Ali, também há iniciativas na esfera do Poder Judiciário, no contexto intrajudicial, como a instalação nos fóruns (ou “juzgados”) dos chamados Pontos de Encontro Familiar, que consistem em espaços neutrais em que a intervenção de pessoal qualificado se dirige à normalização da relação familiar e apoio aos que pais que vivem uma situação conflitiva na família. As famílias acudem ao serviço de maneira obrigatória, derivados pelo juiz responsável pelo processo, com o intuito de legitimar e empoderar as partes e ajuda-las a recuperar a comunicação. Ainda que não se trate de um processo de mediação propriamente dito, utilizam-se técnicas mediadoras e, sem dúvida, é mais uma via de impulso à mediação e soluções colaborativas dos conflitos. Até mesmo em centros penitenciários realiza-se um projeto de mediação entre os detentos, muito relacionado também ao desenvolvimento de disciplina e uma cultura de convivência mais pacífica nesse ambiente, ao mesmo tempo em que se promove a inserção de atividades e eventos culturais que ocorrem fora dos centros para que os detentos também possam usufrui-las, como por exemplo, de peças de teatro – seguidas de debates mediados por profissionais.

Mais uma demonstração de que iniciativas assim podem romper ou tornar mais permeáveis os muros que a gestão tradicional de conflitos construiu, na medida em que brindam aos cidadãos a oportunidade para que possam reconhecer-se e aprender a partir dos conflitos, de maneira cooperativa e corresponsável.

Trata-se não só de um manejo adequado dos conflitos, mas mais do que isso, desintoxicar o olhar tradicional e substituí-lo por um olhar transformador, que permite a solução construtiva dos conflitos em um espaço de diálogo diferente do que estamos habituados, com cidadãos corresponsáveis pelas realidades relacionais nas quais estão inseridos. Um caminho de aperfeiçoamento da cidadania e aprimoramento do acesso à justiça.

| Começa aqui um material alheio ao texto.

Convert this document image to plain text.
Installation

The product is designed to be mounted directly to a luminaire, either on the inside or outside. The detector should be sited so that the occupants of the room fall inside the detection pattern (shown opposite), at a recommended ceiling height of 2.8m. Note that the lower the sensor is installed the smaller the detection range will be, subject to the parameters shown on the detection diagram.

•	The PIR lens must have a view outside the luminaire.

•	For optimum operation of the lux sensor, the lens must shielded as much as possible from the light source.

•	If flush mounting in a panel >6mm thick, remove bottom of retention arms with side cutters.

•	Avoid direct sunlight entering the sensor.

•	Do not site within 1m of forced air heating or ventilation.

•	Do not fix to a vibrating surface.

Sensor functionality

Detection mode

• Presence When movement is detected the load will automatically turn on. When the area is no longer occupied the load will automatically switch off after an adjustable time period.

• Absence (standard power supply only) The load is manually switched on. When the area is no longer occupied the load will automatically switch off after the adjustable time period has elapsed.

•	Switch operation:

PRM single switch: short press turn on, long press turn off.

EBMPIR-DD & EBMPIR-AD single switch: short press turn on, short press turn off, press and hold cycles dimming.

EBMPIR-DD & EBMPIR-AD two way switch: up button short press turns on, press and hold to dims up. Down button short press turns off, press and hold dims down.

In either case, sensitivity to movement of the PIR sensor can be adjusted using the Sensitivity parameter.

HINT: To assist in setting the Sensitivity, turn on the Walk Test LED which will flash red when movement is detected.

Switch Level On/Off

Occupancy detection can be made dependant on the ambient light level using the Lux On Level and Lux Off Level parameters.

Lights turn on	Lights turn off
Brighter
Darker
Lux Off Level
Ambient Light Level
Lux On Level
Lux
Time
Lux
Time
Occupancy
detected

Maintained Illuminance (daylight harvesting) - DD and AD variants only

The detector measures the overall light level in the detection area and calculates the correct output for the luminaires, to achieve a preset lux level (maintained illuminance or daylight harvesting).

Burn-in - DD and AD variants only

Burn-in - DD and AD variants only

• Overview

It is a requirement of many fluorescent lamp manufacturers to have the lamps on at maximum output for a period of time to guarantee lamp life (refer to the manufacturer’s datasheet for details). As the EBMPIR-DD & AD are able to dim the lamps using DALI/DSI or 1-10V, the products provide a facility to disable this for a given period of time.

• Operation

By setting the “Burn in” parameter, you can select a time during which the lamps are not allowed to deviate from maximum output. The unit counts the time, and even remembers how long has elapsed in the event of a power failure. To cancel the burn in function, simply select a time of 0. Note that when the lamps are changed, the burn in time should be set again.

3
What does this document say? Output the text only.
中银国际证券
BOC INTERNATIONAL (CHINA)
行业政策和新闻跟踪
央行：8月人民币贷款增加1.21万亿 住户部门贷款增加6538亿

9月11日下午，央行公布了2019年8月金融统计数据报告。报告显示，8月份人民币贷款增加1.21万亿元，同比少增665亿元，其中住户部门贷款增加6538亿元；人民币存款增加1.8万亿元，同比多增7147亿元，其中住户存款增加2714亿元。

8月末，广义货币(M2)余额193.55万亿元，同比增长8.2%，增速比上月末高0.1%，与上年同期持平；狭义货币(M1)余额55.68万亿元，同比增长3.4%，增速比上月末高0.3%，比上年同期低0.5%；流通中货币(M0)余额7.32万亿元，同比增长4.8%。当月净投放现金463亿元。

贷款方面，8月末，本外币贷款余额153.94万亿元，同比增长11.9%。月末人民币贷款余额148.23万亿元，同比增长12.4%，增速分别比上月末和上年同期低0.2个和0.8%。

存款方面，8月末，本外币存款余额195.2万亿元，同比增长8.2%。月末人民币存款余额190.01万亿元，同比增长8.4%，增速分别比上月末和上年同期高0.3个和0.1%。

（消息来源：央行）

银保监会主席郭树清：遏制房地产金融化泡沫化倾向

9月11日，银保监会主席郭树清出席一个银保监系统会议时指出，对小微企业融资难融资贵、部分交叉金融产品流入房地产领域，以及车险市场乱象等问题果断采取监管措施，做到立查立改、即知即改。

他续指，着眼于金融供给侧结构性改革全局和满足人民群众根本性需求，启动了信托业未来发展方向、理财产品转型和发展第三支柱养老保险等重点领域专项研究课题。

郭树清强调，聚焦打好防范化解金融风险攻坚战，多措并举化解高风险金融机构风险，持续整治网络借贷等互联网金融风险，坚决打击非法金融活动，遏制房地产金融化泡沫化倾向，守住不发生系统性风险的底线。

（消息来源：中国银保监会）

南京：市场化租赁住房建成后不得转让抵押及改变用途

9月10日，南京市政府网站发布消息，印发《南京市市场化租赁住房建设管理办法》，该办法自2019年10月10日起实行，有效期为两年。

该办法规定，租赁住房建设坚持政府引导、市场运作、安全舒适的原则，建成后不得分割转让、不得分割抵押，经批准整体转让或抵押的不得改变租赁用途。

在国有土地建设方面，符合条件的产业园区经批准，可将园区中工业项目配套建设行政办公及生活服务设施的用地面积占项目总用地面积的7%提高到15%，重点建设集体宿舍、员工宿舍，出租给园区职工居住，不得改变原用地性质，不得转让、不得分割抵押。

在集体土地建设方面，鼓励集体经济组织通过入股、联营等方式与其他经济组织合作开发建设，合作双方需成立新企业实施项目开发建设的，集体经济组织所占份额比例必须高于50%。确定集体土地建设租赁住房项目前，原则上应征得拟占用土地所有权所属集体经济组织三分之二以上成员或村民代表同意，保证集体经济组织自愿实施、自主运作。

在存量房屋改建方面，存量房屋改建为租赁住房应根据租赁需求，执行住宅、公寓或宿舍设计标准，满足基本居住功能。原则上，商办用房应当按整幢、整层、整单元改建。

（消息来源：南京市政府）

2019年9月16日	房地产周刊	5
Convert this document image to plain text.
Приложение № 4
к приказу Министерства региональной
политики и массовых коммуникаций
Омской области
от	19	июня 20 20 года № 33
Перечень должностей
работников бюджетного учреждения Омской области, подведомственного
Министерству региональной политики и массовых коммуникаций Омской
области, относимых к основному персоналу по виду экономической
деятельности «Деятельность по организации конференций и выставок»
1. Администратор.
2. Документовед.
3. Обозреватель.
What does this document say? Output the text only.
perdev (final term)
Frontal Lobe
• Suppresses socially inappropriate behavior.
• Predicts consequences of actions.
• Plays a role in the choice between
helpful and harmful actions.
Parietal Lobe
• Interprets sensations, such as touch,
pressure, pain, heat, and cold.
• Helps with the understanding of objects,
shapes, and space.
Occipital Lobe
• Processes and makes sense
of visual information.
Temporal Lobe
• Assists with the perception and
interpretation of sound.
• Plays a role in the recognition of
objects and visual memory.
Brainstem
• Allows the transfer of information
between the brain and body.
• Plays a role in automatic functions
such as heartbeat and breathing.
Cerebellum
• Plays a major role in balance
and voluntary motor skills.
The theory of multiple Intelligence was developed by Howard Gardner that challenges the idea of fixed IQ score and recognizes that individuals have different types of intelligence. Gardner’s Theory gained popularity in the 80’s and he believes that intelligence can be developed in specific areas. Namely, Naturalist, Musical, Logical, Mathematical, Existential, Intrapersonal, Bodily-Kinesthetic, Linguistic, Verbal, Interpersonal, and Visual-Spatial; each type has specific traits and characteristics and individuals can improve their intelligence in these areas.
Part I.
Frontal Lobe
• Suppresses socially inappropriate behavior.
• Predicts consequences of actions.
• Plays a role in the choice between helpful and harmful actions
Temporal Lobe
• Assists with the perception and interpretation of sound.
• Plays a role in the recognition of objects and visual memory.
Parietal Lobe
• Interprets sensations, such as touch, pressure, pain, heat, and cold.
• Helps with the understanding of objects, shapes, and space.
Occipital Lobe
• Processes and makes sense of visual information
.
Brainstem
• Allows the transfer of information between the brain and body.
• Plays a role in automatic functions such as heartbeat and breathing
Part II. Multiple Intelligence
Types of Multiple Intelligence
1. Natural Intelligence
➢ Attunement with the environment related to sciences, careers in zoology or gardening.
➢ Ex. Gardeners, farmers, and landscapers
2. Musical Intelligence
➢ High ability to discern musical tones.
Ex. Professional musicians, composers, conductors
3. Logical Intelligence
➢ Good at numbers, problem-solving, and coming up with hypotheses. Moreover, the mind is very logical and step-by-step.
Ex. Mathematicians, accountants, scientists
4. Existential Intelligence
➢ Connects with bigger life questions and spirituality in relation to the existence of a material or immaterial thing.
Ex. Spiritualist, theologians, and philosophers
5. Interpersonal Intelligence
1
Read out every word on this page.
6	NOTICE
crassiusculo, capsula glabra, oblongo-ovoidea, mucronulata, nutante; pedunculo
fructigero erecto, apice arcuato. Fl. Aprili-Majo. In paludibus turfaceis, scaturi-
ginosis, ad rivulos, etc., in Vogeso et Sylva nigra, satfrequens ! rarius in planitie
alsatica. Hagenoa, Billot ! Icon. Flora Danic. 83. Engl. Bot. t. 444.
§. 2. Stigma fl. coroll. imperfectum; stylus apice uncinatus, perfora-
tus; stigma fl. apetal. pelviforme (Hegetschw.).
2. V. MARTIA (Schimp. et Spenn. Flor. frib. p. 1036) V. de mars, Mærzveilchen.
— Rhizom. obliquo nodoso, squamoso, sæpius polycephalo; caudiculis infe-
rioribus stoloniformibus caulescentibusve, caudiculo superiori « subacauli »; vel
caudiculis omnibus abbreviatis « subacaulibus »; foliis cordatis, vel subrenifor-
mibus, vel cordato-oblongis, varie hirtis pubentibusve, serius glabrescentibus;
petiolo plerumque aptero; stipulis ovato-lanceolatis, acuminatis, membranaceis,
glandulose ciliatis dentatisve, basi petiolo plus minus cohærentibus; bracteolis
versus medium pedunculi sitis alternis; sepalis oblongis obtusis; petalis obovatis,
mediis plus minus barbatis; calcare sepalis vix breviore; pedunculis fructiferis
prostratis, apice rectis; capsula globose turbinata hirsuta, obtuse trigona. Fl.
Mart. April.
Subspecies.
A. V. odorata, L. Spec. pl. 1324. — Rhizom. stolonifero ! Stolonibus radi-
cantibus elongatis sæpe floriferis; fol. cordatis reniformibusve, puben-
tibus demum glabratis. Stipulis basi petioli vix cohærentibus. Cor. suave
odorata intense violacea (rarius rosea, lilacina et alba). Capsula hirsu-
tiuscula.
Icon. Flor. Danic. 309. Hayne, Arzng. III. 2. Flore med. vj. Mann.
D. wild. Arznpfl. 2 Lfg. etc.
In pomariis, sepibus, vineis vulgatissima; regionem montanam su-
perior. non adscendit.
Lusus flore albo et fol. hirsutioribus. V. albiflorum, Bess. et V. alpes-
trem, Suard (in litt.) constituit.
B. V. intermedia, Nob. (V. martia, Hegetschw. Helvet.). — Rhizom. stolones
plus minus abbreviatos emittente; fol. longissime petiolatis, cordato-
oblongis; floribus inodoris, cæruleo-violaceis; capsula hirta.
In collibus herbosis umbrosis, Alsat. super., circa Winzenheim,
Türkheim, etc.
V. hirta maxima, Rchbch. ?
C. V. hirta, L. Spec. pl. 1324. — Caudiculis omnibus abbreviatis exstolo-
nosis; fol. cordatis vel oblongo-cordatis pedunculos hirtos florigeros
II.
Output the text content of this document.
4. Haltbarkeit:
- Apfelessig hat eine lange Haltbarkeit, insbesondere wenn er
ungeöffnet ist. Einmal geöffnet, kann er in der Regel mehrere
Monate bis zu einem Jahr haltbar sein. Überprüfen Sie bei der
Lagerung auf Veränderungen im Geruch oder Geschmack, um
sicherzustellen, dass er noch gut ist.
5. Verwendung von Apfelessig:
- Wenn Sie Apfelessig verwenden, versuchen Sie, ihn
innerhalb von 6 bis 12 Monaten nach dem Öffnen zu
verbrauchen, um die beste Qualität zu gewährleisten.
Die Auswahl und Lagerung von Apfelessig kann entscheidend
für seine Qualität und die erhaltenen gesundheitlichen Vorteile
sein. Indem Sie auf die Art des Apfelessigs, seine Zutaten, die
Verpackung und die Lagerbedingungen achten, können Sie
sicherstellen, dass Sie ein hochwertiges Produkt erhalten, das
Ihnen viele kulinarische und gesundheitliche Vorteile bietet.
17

Amanda Mauro é formada em Direito pela PUC-SP, tem experiência em projetos e trabalhos voltados ao mundo do meio ambiente, da sustentabilidade e da educação. No mundo do Direito, passou pelo setor público, em grupos de trabalho voltados a populações vulneráveis na Defensoria Pública, e privado, atuando em escritórios com foco no Direito Ambiental e da Biodiversidade. Hoje atua como advogada e consultora em projetos de meio ambiente, biodiversidade e direitos humanos.

Julia Barretto, também formada em Direito pela PUC-SP, trabalhou sete anos com Direito de Família e Sucessões no escritório Guimarães Bastos, especializado na área, com contencioso e consultivo. Realizou formação em Mediação Transformativa no Instituto Mediativa e atualmente vive em Barcelona, Espanha, onde está finalizando Mestrado em Mediação de Conflitos, com especialização em Mediação Familiar e Mediação Comunitária, na Faculdade de Psicologia, para seguir atuando também com esse enfoque.